Elements of the Human Body

Human Body-1

 

After my last post, Restoration Agriculture, earlier this year, I took a break from publishing the elements. Several factors were drawing my attention away from this project. I became very much interested in the idea of harmonizing the earth and began the first steps of developing a permaculture on 7 acres of land in Wisconsin. A convergence of idea, land and people created the impetus to learn-listen-hear the land. How does it work to come into harmony with the earth. The entire, spring, summer and fall I immersed myself in learning to “farm.” What I am attempting to facilitate is the growing of soil. Soil, a much-misunderstood word, is much more than a medium for growing. Soil is a living organism. Everything alive springs from the soil, including us. These concepts I will explore at a later date as my experiment of reconnecting to the land continues. Let it suffice to say, that is one “excuse” for taking a break from this work.

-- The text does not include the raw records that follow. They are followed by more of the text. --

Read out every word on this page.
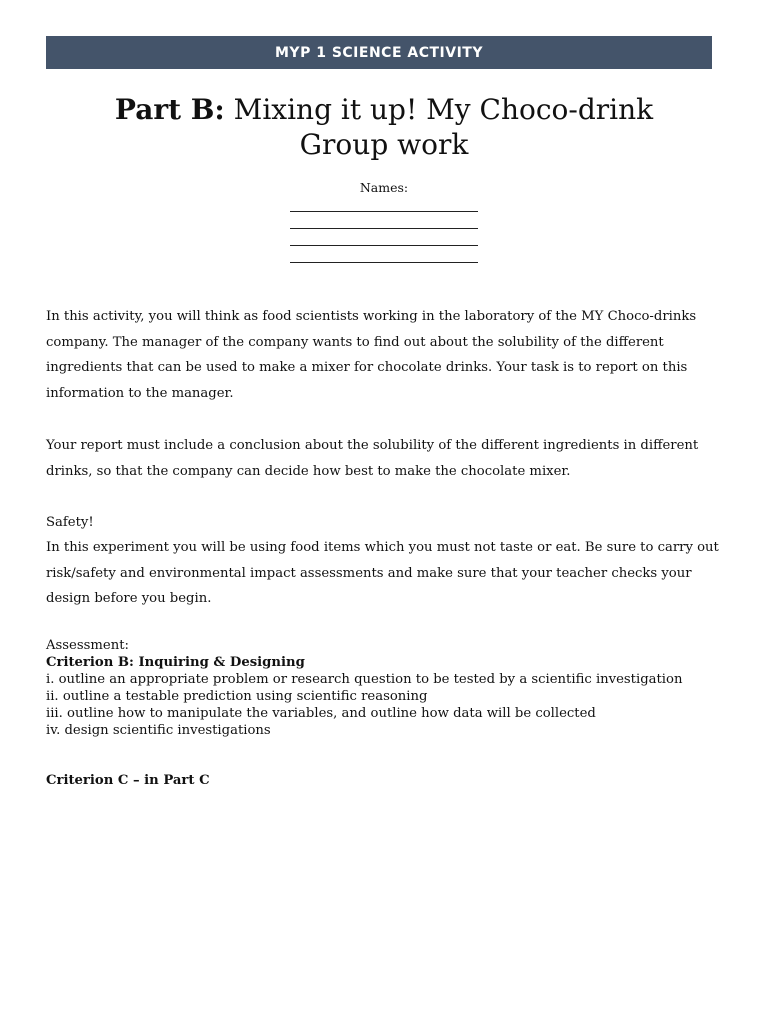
MYP 1 SCIENCE ACTIVITY
Part B: Mixing it up! My Choco-drink
Group work
Names:

In this activity, you will think as food scientists working in the laboratory of the MY Choco-drinks company. The manager of the company wants to find out about the solubility of the different ingredients that can be used to make a mixer for chocolate drinks. Your task is to report on this information to the manager.

Your report must include a conclusion about the solubility of the different ingredients in different drinks, so that the company can decide how best to make the chocolate mixer.

Safety!

In this experiment you will be using food items which you must not taste or eat. Be sure to carry out risk/safety and environmental impact assessments and make sure that your teacher checks your design before you begin.

Assessment:
Criterion B: Inquiring & Designing
i. outline an appropriate problem or research question to be tested by a scientific investigation
ii. outline a testable prediction using scientific reasoning
iii. outline how to manipulate the variables, and outline how data will be collected
iv. design scientific investigations
Criterion C – in Part C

Another is a bit more of a personal dilemma. When my father died a little under three years ago, I cleaned out his study. In it were notebooks full of numbers and graphs and various unintelligible scribbling. When I looked at my project, I saw a very similar picture and I wondered if I was leaving a similar legacy – stuff – only useful to me, and even then, for what purpose? When talking with my father, a nuclear chemist, I once asked him about the ‘force of life.’ He unequivocally stated that there was no such ‘force.’ And then he went out to the garden to battle the ‘non-existent force of life’ as it threatened to overrun his tomatoes, peppers and squash. So my second block was having a clear purpose to doing all of this analysis of the light of the elements.

Wendell berry quote-1

With the end of the season, the land with its contour swales carved into the hillside and the alleys sub-soiled to bring water and air into the long compacted fields, I have had a chance to reflect on what the initial impetus for this project was. I became overwhelmed with the magnitude of tones and number of elements and it was only this last week that I realized that focusing on the elements of the human body would be a great way to bring my work into something that has the potential to be useful and was in alignment with the original intent.

The body has 28 elements, more or less, and depending on who is counting. Oxygen, Carbon, Hydrogen and Nitrogen make up 96% of the body by weight. Hydrogen, the lightest of the known elements, is also the most abundant in the body making up 62% of the total elements. Calcium, Phosphorus, Potassium, Sulfur, Sodium, Chlorine and Magnesium make up an additional 3.7%. So about 99.7% of the body’s weight is represented in these eleven elements. The rest of the elements show up in trace amounts and most of them have a beneficial relationship with all of the life forces within the body system. All of these percentages are like the RDA (Recommended Daily Allowance) of nutrients. They are averages applicable to a tiny fraction of the human population. In other words, everyone has their own number, hence color and tone.

And when these elements combine, we have all of the water, fats, proteins, carbohydrates and DNA/RNA. Yet with all of these elements, vibrating, singing and dancing us onto the soil there are finer vibrations. Consciousness, awareness, connection with the force of life, pulsing and communicating with all of the elements that we can measure, are there too. When the force of life retreats, our bodies return to energy, the elements slow their dance, wander off, seek new adventures in other life forms. Each carries with it a bit of consciousness, experiences learned from their last home, perhaps vibrating just a bit differently, interacting in new ways, creating new life.

Wendell Berry quote-2

This piece is part of the dance, the Song of the Elements. Earth Tones. Tones from the Bottom of the Sky. Tones as a gift. Tones as reflection.

 

This winter births the tones from the elements of the body. And from there, I can’t wait to see where the muse will lead.